Sämtliche Steinmetzarbeiten an der Goldenen Waage werden von der Firma Franz Zeller aus Umpfenbach nahe Miltenberg koordiniert. In ihrem Werk entstehen derzeit die 70 Treppenstufen für den Turm. Das Unternehmen feiert in diesem Jahr 125-jähriges Bestehen und hat bereits bei der Rekonstruktion und Sanierung anderer historischer Gebäude mitgewirkt, beispielsweise dem Schloss Thurn & Taxis oder der Festhalle in Frankfurt. „Wir betreiben vier eigene Steinbrüche in Dietenhan, Ebenheid, Eichenbühl und Kirschfurt. Von dort stammt der rote Mainsandstein, den wir für die Treppen der Goldenen Waage verwenden“, erklärt Geschäftsführer Dieter Braun, selbst ausgebildeter Steinmetzmeister und Steintechniker. Gemeinsam mit seiner Frau Martina Zeller-Braun hat er den Betrieb 2009 von seinen Schwiegereltern übernommen und rund eine Million Euro in moderne Maschinen investiert, um auch größere Aufträge annehmen zu können.

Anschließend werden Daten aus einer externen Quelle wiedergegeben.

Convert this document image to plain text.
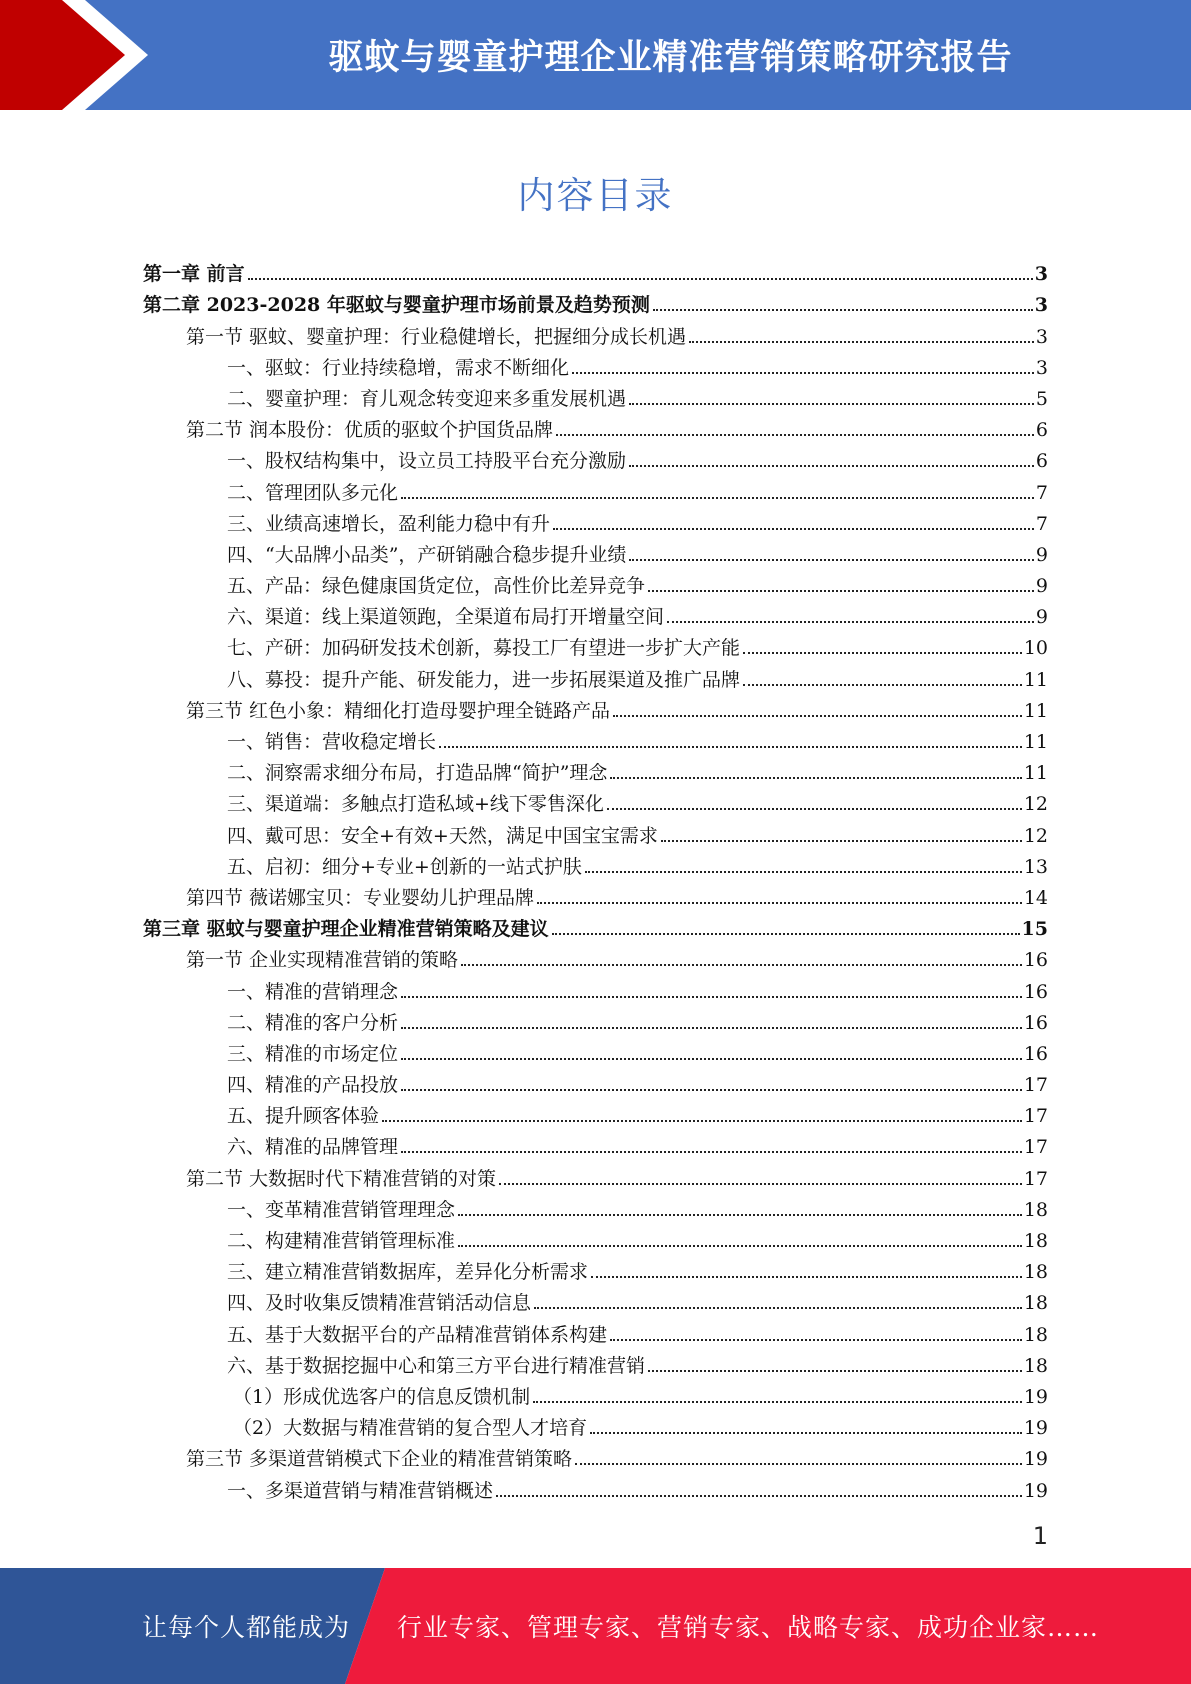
驱蚊与婴童护理企业精准营销策略研究报告
内容目录
第一章 前言	3
第二章 2023-2028 年驱蚊与婴童护理市场前景及趋势预测	3
第一节 驱蚊、婴童护理：行业稳健增长，把握细分成长机遇	3
一、驱蚊：行业持续稳增，需求不断细化	3
二、婴童护理：育儿观念转变迎来多重发展机遇	5
第二节 润本股份：优质的驱蚊个护国货品牌	6
一、股权结构集中，设立员工持股平台充分激励	6
二、管理团队多元化	7
三、业绩高速增长，盈利能力稳中有升	7
四、“大品牌小品类”，产研销融合稳步提升业绩	9
五、产品：绿色健康国货定位，高性价比差异竞争	9
六、渠道：线上渠道领跑，全渠道布局打开增量空间	9
七、产研：加码研发技术创新，募投工厂有望进一步扩大产能	10
八、募投：提升产能、研发能力，进一步拓展渠道及推广品牌	11
第三节 红色小象：精细化打造母婴护理全链路产品	11
一、销售：营收稳定增长	11
二、洞察需求细分布局，打造品牌“简护”理念	11
三、渠道端：多触点打造私域+线下零售深化	12
四、戴可思：安全+有效+天然，满足中国宝宝需求	12
五、启初：细分+专业+创新的一站式护肤	13
第四节 薇诺娜宝贝：专业婴幼儿护理品牌	14
第三章 驱蚊与婴童护理企业精准营销策略及建议	15
第一节 企业实现精准营销的策略	16
一、精准的营销理念	16
二、精准的客户分析	16
三、精准的市场定位	16
四、精准的产品投放	17
五、提升顾客体验	17
六、精准的品牌管理	17
第二节 大数据时代下精准营销的对策	17
一、变革精准营销管理理念	18
二、构建精准营销管理标准	18
三、建立精准营销数据库，差异化分析需求	18
四、及时收集反馈精准营销活动信息	18
五、基于大数据平台的产品精准营销体系构建	18
六、基于数据挖掘中心和第三方平台进行精准营销	18
（1）形成优选客户的信息反馈机制	19
（2）大数据与精准营销的复合型人才培育	19
第三节 多渠道营销模式下企业的精准营销策略	19
一、多渠道营销与精准营销概述	19
1
让每个人都能成为 行业专家、管理专家、营销专家、战略专家、成功企业家……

Genaue Planung für gleichmäßigen Tritt

„Die Rekonstruktion der Goldenen Waage ist für uns ein ganz besonderes Projekt“, so Braun weiter. Die Zusammenarbeit mit der Firma Graser, die an den Fassaden arbeitet, der DomRömer GmbH und nicht zuletzt auch mit dem Architekten der Rekonstruktion, Prof. Jochem Jourdan, sei sehr produktiv. „Wir können hier unser ganzes Know-how in der Steinbearbeitung einbringen.“ Dies ist auch nötig: Die wegen der Podeste unterschiedlich großen Stufen müssen den Besuchern trotzdem ein einheitliches Schrittgefühl geben und auch von unten gleichmäßig aussehen. Um dies zu erreichen, ist eine genaue Planung gefordert. „Von der ganzen Treppenanlage wurde eine CAD-Zeichnung erstellt, daraus haben wir dann Werklisten für die Fertigung vorbereitet sowie Schablonen aus wasserfestem Material.“

Anhand der Schablonen können die Steinmetze den Sandstein in die richtige Form bringen. Dies geschieht im ersten Schritt mit großen Sägen, den sogenannten Steingattern, die die per LKW aus den Steinbrüchen kommenden Blöcke zurechtschneiden. Mit einer runden Steinsäge erfolgt die weitere Bearbeitung, jeweils mit Wasser gekühlt, damit der Stein beim Sägen nicht beschädigt wird. Um dies sicherzustellen, muss auch die Geschwindigkeit der Säge genau justiert werden. Im Anschluss legen die Steinmetze selbst Hand an: Mit pressluftbetriebenen Werkzeugen geben sie dem Sandstein seine endgültige Form. Große Absauganlagen sorgen dafür, dass der entstehende Steinstaub nicht eingeatmet wird. Zusätzlich tragen die Steinmetze bei der Arbeit einen Mundschutz.

Mitte April beginnen die „Versetzarbeiten“, also der Transport der Stufen nach Frankfurt auf die Baustelle und der Einbau in die Goldene Waage. Diese Arbeiten übernimmt wiederum die Firma Graser aus Bamberg. „Wir freuen uns schon sehr darauf, 2017 die fertiggestellte Goldene Waage zu sehen und einmal die Wendeltreppe hinaufzulaufen“, erklärt Geschäftsführer Dieter Braun zum Abschluss. Gemeinsam mit seinem Team hat er dafür gesorgt, dass künftige Besucher der Goldenen Waage beim Gang durch die Stockwerke stets „im Tritt bleiben“.